Still, he’d come home early from work, presumably to see Caitlin, and that made her happy. “Um, whatcha doin’?”

He tilted his head. Caitlin didn’t know what to make of it, but Kuroda seemed to think it was an invitation to come see. He tapped her on the shoulder, urging her to move into the room. She did so, and was pleased that she could make out the characters on the monitor clearly from several feet away, although she still couldn’t read the text.
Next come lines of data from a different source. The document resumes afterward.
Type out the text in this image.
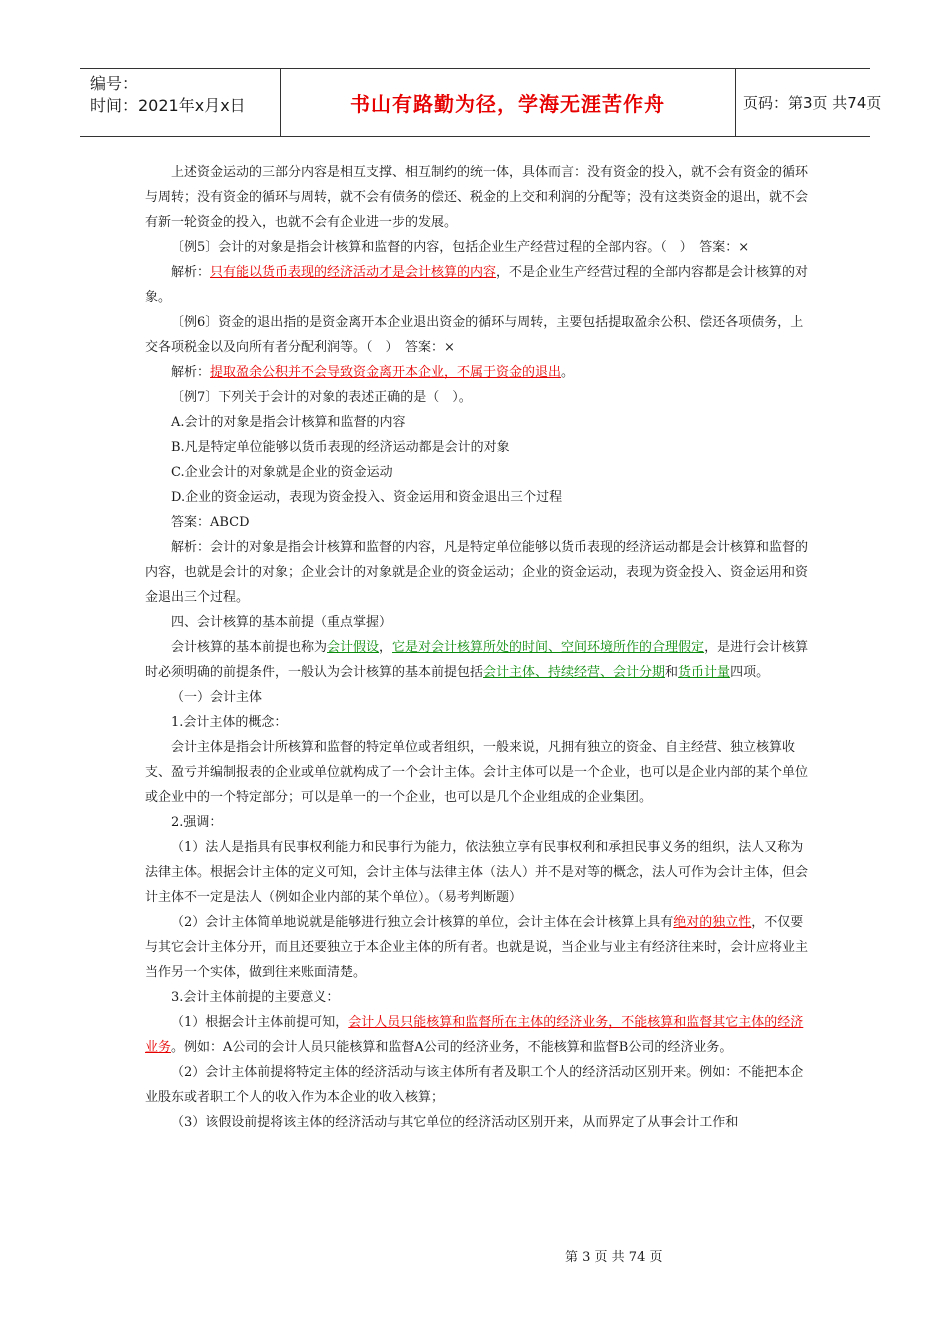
编号：
时间：2021年x月x日	书山有路勤为径，学海无涯苦作舟	页码：第3页 共74页

上述资金运动的三部分内容是相互支撑、相互制约的统一体，具体而言：没有资金的投入，就不会有资金的循环与周转；没有资金的循环与周转，就不会有债务的偿还、税金的上交和利润的分配等；没有这类资金的退出，就不会有新一轮资金的投入，也就不会有企业进一步的发展。

〔例5〕会计的对象是指会计核算和监督的内容，包括企业生产经营过程的全部内容。（　）　答案：×

解析：只有能以货币表现的经济活动才是会计核算的内容，不是企业生产经营过程的全部内容都是会计核算的对象。

〔例6〕资金的退出指的是资金离开本企业退出资金的循环与周转，主要包括提取盈余公积、偿还各项债务，上交各项税金以及向所有者分配利润等。（　）　答案：×

解析：提取盈余公积并不会导致资金离开本企业，不属于资金的退出。

〔例7〕下列关于会计的对象的表述正确的是（　）。

A.会计的对象是指会计核算和监督的内容

B.凡是特定单位能够以货币表现的经济运动都是会计的对象

C.企业会计的对象就是企业的资金运动

D.企业的资金运动，表现为资金投入、资金运用和资金退出三个过程

答案：ABCD

解析：会计的对象是指会计核算和监督的内容，凡是特定单位能够以货币表现的经济运动都是会计核算和监督的内容，也就是会计的对象；企业会计的对象就是企业的资金运动；企业的资金运动，表现为资金投入、资金运用和资金退出三个过程。

四、会计核算的基本前提（重点掌握）

会计核算的基本前提也称为会计假设，它是对会计核算所处的时间、空间环境所作的合理假定，是进行会计核算时必须明确的前提条件，一般认为会计核算的基本前提包括会计主体、持续经营、会计分期和货币计量四项。

（一）会计主体

1.会计主体的概念：

会计主体是指会计所核算和监督的特定单位或者组织，一般来说，凡拥有独立的资金、自主经营、独立核算收支、盈亏并编制报表的企业或单位就构成了一个会计主体。会计主体可以是一个企业，也可以是企业内部的某个单位或企业中的一个特定部分；可以是单一的一个企业，也可以是几个企业组成的企业集团。

2.强调：

（1）法人是指具有民事权利能力和民事行为能力，依法独立享有民事权利和承担民事义务的组织，法人又称为法律主体。根据会计主体的定义可知，会计主体与法律主体（法人）并不是对等的概念，法人可作为会计主体，但会计主体不一定是法人（例如企业内部的某个单位）。（易考判断题）

（2）会计主体简单地说就是能够进行独立会计核算的单位，会计主体在会计核算上具有绝对的独立性，不仅要与其它会计主体分开，而且还要独立于本企业主体的所有者。也就是说，当企业与业主有经济往来时，会计应将业主当作另一个实体，做到往来账面清楚。

3.会计主体前提的主要意义：

（1）根据会计主体前提可知，会计人员只能核算和监督所在主体的经济业务，不能核算和监督其它主体的经济业务。例如：A公司的会计人员只能核算和监督A公司的经济业务，不能核算和监督B公司的经济业务。

（2）会计主体前提将特定主体的经济活动与该主体所有者及职工个人的经济活动区别开来。例如：不能把本企业股东或者职工个人的收入作为本企业的收入核算；

（3）该假设前提将该主体的经济活动与其它单位的经济活动区别开来，从而界定了从事会计工作和

第 3 页 共 74 页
“I had an idea,” her dad said, “so I came home to check it out.”

“Yes?” said Caitlin.

He didn’t look at Kuroda, but he did address him: “This is more your field than mine, Masayuki,” he said. “I thought I’d look again at the data set we did the Zipf plots on.”

“The secret spook communiqués?” said Caitlin, hoping to get a rise from her dad.

But her father shook his head. “I don’t think that’s what they are anymore.”

He gestured at the monitor.

Kuroda moved in and peered at the screen. “Shannon entropy?”

Caitlin smiled. Sounds like the name of a porn star. “What’s that?”

Kuroda looked at her father, as if giving him first chance to explain, but he said nothing, so Kuroda did: “Claude Shannon was the father of information theory. He came up with a way of gauging not just whether a signal contained information — which is what Zipf plots show — but how complex that information is.”

“How?” asked Caitlin.

“It’s all about conditional probabilities,” said Kuroda. “If you’ve already got a string of information chunks, what’s the likelihood that you can predict what the next chunk will be? If I say, ‘How are,’ you’ve got a really high probability of correctly predicting what the next word will be: ‘you,’ right? That’s what Shannon called third-order entropy: you’ve got a great shot at predicting the third word. In English, Japanese, and most other languages, you actually have a shot — progressively slimmer, but still better than just a random guess — up to the eighth or ninth word, so we say those languages have eighth — or ninth-order Shannon entropy. But after that — after the ninth word — it really is just a random guess what’s coming next, unless the person happens to be quoting poetry or something else that has a fixed form.”

“Cool!” said Caitlin.

There was a black leather couch in the den. Kuroda sat on it, and it made a poof sound. “It is indeed. Mindless communication systems — like the chemical signals employed by plants — have just first-order entropy: knowing the most recent signal gives no clue what the next one might be. Squirrel monkeys show a Shannon entropy of the second or third order: their language, such as it is, has a little predictability, but is really mostly just random noise.”

“What about dolphins?” asked Caitlin, who was now leaning against a bookcase. She loved reading about dolphins, and had already bugged her parents to take her to MarineLand in Niagara Falls as soon as it opened up again in the spring.